机上に我が師の写真がある。アルミ合金の小さなフレームに入れて。 写真の中で、軽く微笑んでいる。
パソのモニターとにらめっこしている私を、いつも右斜め前から静かに見守ってくれている。 時々言葉選びに行き詰まったときには、モニターから視線をはずして、師の写真をぼんやり見入るという習慣がついている。
普段はただの一枚の顔写真にしか過ぎないのに、そういうときには、写真のなかの瞳に魂でも入ったかのように、師は私のほうをじっと見守っている。 「ユウコさん、自信を持ってがんばりなさい」 声までもが聞こえてきそうだ。

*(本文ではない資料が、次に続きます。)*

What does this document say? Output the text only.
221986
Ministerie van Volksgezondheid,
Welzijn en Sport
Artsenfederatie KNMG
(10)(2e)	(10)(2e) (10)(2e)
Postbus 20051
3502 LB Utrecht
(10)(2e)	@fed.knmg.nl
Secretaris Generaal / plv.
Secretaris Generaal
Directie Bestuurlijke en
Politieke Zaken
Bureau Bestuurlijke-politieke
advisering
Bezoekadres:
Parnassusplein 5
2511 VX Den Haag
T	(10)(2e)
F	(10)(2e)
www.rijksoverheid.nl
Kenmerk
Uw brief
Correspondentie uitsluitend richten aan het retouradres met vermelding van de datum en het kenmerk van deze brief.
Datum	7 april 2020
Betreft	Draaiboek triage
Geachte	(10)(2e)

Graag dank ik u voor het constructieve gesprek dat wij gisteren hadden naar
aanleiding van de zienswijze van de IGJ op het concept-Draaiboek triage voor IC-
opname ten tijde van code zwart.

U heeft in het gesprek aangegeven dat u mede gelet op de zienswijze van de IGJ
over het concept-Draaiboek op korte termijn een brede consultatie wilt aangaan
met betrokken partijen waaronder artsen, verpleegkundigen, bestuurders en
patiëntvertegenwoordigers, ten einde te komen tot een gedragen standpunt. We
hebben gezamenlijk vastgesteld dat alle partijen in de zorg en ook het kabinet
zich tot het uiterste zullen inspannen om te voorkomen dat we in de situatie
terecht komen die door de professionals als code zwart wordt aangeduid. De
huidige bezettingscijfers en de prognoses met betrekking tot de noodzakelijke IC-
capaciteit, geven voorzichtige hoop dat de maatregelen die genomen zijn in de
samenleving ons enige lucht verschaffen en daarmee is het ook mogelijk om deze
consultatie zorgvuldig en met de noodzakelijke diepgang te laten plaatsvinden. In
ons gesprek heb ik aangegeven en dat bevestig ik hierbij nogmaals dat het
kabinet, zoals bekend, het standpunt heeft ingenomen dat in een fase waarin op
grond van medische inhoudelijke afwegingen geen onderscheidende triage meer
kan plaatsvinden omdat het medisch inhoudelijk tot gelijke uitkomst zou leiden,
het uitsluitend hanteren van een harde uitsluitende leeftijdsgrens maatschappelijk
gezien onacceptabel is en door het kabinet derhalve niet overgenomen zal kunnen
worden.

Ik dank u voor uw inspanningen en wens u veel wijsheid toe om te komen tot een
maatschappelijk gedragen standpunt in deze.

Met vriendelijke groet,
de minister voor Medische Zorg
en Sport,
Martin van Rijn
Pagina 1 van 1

私は何度この耳の奥深くだけで聞こえる声に励まされてきただろうか。
年が明けてすぐに、師から激励のメッセージを受け取った。 ところが、私はそれに応えることができないまま、だらだら半年近くを無駄に過ごしてしまった。
最近、ようやくエンジンがかかってきた。夏休みに日本に帰るまでどこまでできるかわからないけど、何かまとまったものを仕上げてみようと思う。
ほら、今も写真の中から私に語りかけている。 「日記はもうそろそろ切り上げて、勢いよく次のこと始めちゃいなさい」 って。